Ask about this item

Lot 11

Halachic Responsum Handwritten and Signed by Chacham Tzvi – Apta, 1716

Handwritten leaf, autograph of the Chacham Tzvi, signed "Tzviash" (acronym of Tzvi ben Yaakov Ashkenazi). Apta (Opatów), 1716.
Halachic responsum pertaining to laws of a Chametz mixture which was owned by a Jew over Passover. The first few lines containing a preliminary version of this responsum were crossed out, and the final version was written between the lines. This responsum was published in the responsa book by his son, Divrei Rav Meshulam (Korets, 1783), section 9, amongst responsa copied from a manuscript of Chacham Tzvi Ashkenazi, and was printed based on that, with a few errors, in the Tosafot Chadashim section of Responsa Chacham Tzvi, section 33 and in the new edition of Responsa Chacham Tzvi (with Likutei He'arot, Jerusalem, 2000) part II, section 79.
R. Tzvi Ashkenazi – the Chacham Tzvi (1658-1718) was a foremost Torah scholar of his times, leading Halachic authority and holy kabbalist (on his tombstone in Lviv, his son the Yaavetz engraved the epitaph: "Unique in his generation… the great and pious Torah scholar… great and awe-inspiring Kabbalist").
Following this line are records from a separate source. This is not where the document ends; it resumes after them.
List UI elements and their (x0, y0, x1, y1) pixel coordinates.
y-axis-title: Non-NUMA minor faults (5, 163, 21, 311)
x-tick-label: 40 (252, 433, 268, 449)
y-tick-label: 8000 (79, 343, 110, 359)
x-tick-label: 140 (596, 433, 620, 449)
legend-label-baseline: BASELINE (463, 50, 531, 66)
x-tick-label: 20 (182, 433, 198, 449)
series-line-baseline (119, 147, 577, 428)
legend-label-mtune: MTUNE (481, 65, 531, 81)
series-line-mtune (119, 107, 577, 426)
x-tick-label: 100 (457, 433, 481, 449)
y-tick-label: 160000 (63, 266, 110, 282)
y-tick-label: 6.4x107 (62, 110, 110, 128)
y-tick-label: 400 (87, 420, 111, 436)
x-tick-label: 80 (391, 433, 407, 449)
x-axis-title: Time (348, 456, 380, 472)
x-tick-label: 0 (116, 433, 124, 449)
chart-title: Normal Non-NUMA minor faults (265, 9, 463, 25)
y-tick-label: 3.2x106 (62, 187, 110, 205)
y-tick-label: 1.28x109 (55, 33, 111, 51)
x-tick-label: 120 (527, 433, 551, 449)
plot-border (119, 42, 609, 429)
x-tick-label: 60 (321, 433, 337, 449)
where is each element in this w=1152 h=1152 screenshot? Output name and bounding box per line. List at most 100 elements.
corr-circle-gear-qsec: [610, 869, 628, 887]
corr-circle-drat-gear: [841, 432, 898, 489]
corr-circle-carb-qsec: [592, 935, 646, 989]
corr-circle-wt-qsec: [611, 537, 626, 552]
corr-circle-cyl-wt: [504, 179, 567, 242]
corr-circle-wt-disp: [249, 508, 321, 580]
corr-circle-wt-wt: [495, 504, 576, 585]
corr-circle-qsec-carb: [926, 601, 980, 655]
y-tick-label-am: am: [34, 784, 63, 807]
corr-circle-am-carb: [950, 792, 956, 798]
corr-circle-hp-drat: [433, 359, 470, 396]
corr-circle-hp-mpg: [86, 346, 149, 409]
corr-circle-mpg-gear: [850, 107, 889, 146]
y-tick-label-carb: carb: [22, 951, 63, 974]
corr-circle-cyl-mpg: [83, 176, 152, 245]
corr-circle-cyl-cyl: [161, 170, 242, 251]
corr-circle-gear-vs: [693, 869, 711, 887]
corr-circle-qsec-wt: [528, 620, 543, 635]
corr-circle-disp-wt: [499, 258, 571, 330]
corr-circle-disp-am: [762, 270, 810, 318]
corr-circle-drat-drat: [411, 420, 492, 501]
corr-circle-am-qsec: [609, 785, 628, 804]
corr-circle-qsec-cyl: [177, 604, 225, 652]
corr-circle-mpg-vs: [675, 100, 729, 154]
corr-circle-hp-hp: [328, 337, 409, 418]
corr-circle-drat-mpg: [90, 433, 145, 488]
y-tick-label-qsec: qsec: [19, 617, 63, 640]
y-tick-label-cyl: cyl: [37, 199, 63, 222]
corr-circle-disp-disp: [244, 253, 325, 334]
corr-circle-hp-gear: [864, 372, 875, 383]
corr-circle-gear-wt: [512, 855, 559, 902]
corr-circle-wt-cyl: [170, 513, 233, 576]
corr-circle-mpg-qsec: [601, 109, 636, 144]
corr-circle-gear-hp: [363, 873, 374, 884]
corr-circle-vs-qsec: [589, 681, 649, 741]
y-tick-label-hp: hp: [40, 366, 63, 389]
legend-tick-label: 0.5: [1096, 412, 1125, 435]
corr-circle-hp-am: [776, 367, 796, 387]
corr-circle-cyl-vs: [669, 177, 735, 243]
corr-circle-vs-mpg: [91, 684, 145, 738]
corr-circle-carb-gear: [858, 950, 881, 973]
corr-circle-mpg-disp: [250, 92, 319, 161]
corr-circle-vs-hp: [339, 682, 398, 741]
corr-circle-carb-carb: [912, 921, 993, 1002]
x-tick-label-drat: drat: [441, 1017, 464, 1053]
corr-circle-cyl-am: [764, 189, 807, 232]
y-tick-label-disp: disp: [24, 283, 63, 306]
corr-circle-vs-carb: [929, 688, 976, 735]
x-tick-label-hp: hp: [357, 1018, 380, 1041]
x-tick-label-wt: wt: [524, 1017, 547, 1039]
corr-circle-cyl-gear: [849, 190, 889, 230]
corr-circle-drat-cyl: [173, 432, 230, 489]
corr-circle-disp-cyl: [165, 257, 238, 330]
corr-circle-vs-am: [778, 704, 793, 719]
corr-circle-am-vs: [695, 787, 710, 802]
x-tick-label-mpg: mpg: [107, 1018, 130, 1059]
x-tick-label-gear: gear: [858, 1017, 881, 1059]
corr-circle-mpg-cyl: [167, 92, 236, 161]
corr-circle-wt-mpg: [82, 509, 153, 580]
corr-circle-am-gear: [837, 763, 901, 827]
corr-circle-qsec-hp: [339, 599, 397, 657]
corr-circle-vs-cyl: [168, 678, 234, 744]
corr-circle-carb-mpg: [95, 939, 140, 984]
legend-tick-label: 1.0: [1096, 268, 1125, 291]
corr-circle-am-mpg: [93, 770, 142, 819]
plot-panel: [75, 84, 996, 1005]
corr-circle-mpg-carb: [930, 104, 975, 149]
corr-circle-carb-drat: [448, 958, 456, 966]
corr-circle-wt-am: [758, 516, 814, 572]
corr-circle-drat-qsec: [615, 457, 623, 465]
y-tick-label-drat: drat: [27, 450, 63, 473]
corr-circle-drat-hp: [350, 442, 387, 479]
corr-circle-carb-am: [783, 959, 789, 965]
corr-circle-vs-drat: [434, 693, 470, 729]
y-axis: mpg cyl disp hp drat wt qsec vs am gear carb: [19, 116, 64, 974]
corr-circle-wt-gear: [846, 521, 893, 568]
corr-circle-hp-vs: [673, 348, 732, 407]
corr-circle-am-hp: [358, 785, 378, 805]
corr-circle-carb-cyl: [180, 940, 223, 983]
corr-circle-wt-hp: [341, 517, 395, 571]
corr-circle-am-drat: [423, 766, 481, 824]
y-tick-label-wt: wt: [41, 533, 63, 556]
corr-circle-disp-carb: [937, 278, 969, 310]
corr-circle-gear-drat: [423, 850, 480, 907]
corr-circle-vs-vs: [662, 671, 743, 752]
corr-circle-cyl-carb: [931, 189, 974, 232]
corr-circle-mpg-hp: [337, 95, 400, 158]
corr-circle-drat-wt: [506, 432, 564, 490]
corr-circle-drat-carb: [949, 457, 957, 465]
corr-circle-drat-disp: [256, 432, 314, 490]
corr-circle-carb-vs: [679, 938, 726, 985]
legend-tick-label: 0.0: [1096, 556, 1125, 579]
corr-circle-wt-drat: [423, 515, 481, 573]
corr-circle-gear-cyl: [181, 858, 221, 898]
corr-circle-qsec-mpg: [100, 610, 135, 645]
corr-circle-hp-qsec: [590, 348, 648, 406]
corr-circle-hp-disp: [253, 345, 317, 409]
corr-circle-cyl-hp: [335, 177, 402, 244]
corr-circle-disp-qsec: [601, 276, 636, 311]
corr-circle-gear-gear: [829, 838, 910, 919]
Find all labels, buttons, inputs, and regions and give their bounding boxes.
He was born in Alt-Ofen (Óbuda, Budapest) to parents who fled Vilna in the wake of the Chmielnicki massacres. He studied under his grandfather, the Shaar Efraim, and under R. Eliyahu Cobo, a Torah scholar of Salonika. From there, he went to study under Turkish Torah scholars, who ordained him Chacham, and was since known as Chacham Tzvi. He served as rabbi of Sarajevo, Altona and Hamburg. In 1710, he was appointed rabbi of Amsterdam, where he published his book Responsa of Chacham Tzvi (Amsterdam, 1712). In 1714, following his opposition to the Sabbatean Nechemia Hayun, he was compelled to leave Amsterdam and flee to London. The Sephardi community in London wished to appoint him Chief Rabbi, but he preferred to continue to Poland, which he reached by travelling through Hanover, Berlin, Breslau and Apta. In 1717, he was appointed rabbi of Lemberg (Lviv). His biography was published in the book Megillat Sefer composed by his son the Yaavetz (acronym of Yaakov ben Tzvi)
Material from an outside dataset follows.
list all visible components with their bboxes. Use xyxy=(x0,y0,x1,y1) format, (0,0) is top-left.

His descendants include: His son R. Yaakov Emden – the Yaavetz, who dedicated his life to perpetuate his father's battle against Sabbateanism; his son-in-law R. Aryeh Leib Rabbi of Amsterdam, his son R. Efraim of Brody, his son R. Meshulam Zalman of Ostroh (author of Divrei Rav Meshulam), and others. Many prominent Torah scholars and Chassidic leaders claim descendance of the Chacham Tzvi, and many of them mention it in their books: R. Yosef Shaul Nathansohn (who cites "my grandfather Chacham Tzvi" in dozens of places in his responsa Shoel UMeishiv), R. Simcha Zissel Ziv-Broide the Saba of Kelm (see: Chochma UMussar, I, p. 57), R. Chaim of Sanz (who mentions his grandfather Chacham Tzvi in many places in his books Divrei Chaim). The tombstone of the Divrei Chaim mentions his lineage: "of holy descent of the Maharshal and Chacham Tzvi" (a tradition of Sanz Chassidim attests to the great Segula of mentioning their ancestor Chacham Tzvi on their tombstone).
[1] leaf. 30.5 cm. Approx. 35 handwritten lines and signature (the signature appears in the center of the page). Thick, high-quality paper. Very good condition.